Gaduh Cukai Karbon hingga Pemanis

Jum'at, 21 Februari 2020 - 06:04 WIB
Gaduh Cukai Karbon hingga Pemanis
Gaduh Cukai Karbon hingga Pemanis
A A A
PEMERINTAH mewacanakan memungut cukai untuk plas­tik, emisi karbon, dan pemanis. Sontak, wacana ter­se­but kembali menimbulkan kegaduhan. Kalangan in­dus­tri pun mempertanyakan wacana kebijakan baru dari Kementerian Keuangan (Kemenkeu) itu. Bahkan, beberapa pihak menanggapinya dengan sinis. Penye­bab­nya, pernyataan Menteri Keuangan yang me­ngait­kan cukai karbon tersebut dengan prevalensi diabetes melitus dan obe­sitas yang cenderung meningkat. Pihak yang tidak sepakat pun mengusulkan agar garam dikenai cukai. Alasannya, garam juga memiliki prevalensi terhadap penyakit hipertensi atau darah tinggi.

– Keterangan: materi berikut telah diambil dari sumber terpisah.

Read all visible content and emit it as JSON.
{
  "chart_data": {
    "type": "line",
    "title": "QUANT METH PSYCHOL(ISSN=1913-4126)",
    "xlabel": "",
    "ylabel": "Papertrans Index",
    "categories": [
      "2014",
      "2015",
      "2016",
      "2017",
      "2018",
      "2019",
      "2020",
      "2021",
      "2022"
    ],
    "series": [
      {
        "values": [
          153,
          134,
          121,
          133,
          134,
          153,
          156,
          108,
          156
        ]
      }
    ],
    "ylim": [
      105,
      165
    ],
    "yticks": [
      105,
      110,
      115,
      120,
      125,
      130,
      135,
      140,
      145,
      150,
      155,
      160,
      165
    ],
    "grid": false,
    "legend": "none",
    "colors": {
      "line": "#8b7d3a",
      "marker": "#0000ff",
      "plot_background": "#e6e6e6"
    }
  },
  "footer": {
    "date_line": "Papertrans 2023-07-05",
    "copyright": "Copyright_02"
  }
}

Sejatinya, beragam wacana itu merupakan upaya pemerintah untuk menggenjot penerimaan. Hanya, yang menjadi pertanyaan sejauh mana efektivitas dan seberapa besar pendapatan dari cukai tersebut. Jika dibandingkan dengan insentif pajak sebesar Rp220 tri­liun kepada pelaku usaha pada 2018 lalu atau setara dengan 1,5% produk domestik bruto (PDB), nilai cukai dari plastik, emisi karbon, ataupun pe­manis tersebut masih kalah besar.

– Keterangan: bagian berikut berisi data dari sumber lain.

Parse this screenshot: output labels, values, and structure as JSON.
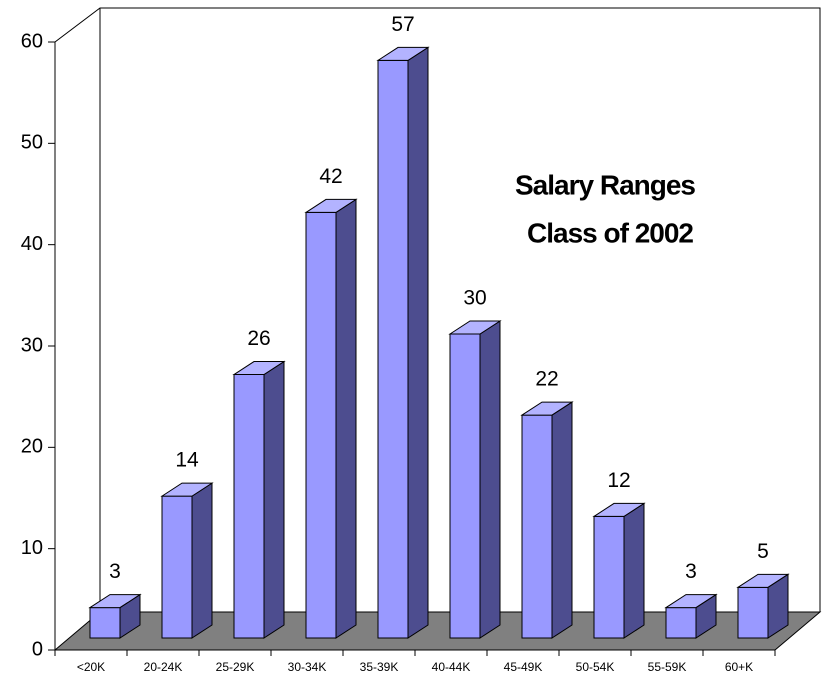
{
  "chart_data": {
    "type": "bar3d",
    "title": [
      "Salary Ranges",
      "Class of 2002"
    ],
    "categories": [
      "<20K",
      "20-24K",
      "25-29K",
      "30-34K",
      "35-39K",
      "40-44K",
      "45-49K",
      "50-54K",
      "55-59K",
      "60+K"
    ],
    "values": [
      3,
      14,
      26,
      42,
      57,
      30,
      22,
      12,
      3,
      5
    ],
    "color": "#9999ff",
    "ylim": [
      0,
      60
    ],
    "yticks": [
      0,
      10,
      20,
      30,
      40,
      50,
      60
    ]
  }
}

Ambil contoh cukai yang akan dikenakan untuk plastik adalah Rp30.000 per kilogram atau Rp200 per lembar. Tarif yang diajukan ini menurut hitungan Kemenkeu bisa menekan konsumsi plastik hingga 50% dan potensi penerimaan cukai bisa mencapai Rp1,6 triliun. Untuk cukai produk dengan kandungan pemanis, teh ke­mas­an tarif cukainya Rp1.500/liter. Saat ini produksi minuman teh ke­mas­an adalah 2,191 miliar liter, dan setelah pengenaan cukai di­pro­­yek­sikan akan turun menjadi 2,015 miliar liter. Potensi penerimaan cukai­nya adalah Rp2,7 triliun.

Sementara itu, minuman berkarbonasi dan minuman lainnya ha­nya menyumbang Rp3,5 triliun. Meski pendapatan yang akan diterima tidak terlalu besar, dampaknya justru akan dirasakan oleh ma­syarakat, mengingat hasil akhir produk tersebut akan dibayar ma­syarakat sebagai konsumen. Ini tentu akan menambah beban hidup masyarakat. Begitu pula dengan cukai emisi karbon. Apabila terealisasi maka pemilik kendaraan bermotor akan mengeluarkan biaya tambahan untuk membayar cukai.

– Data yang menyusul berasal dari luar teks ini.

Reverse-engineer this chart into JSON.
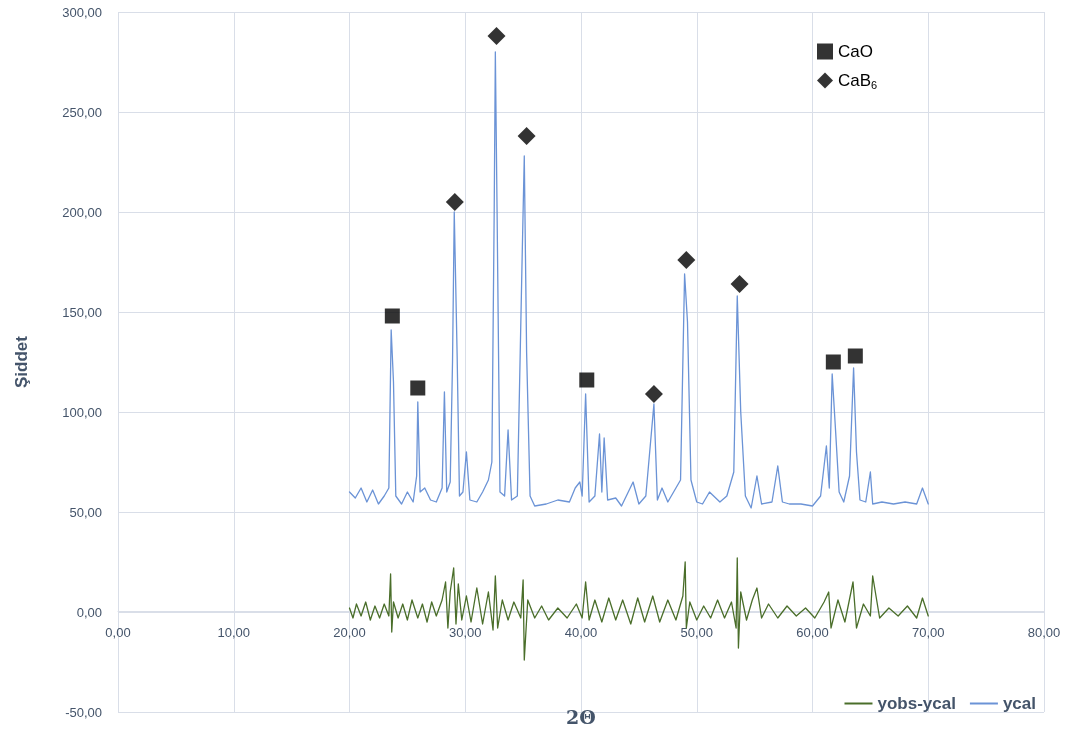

Kalangan industri pun kali ini berani meneriakkan ketidak­setu­ju­an­nya dengan keras. Industri plastik, misalnya, menganggap jika pe­merintah menginginkan sumber pendanaan baru maka bisa men­cari dari sektor lain. Misalnya mengenai tarif besar pada bahan baku impor plastik dan bahan baku plastik.

Jika pemerintah ingin mengedepankan aspek lingkungan dan ke­sehatan, seharusnya cukai plastik tidak hanya ditujukan untuk kan­tong kresek saja, tetapi juga terhadap beberapa produk plastik lain­nya, seperti minuman kemasan, kemasan makanan instan, dan pro­duk lainnya. Wacana cukai tersebut sejatinya berpotensi me­rugi­kan negara. Pasalnya, cukai berpotensi menurunkan pen­da­pat­an industri se­hing­ga setoran pajak ke negara pun ikut berkurang.

Penerapan cukai sama saja dengan memaksa pengusaha mem­beri­kan harga jual lebih tinggi pada konsumen, sebab mau tidak mau industri harus mempertahankan margin keuntungan untuk me­me­nuhi komponen biaya produksi lain, termasuk biaya tenaga kerja. Masyarakat akan terkena dampak karena harus membeli produk ma­kanan dan minuman dengan harga lebih mahal. Multiplier effect -nya, daya beli masyarakat berpotensi turun.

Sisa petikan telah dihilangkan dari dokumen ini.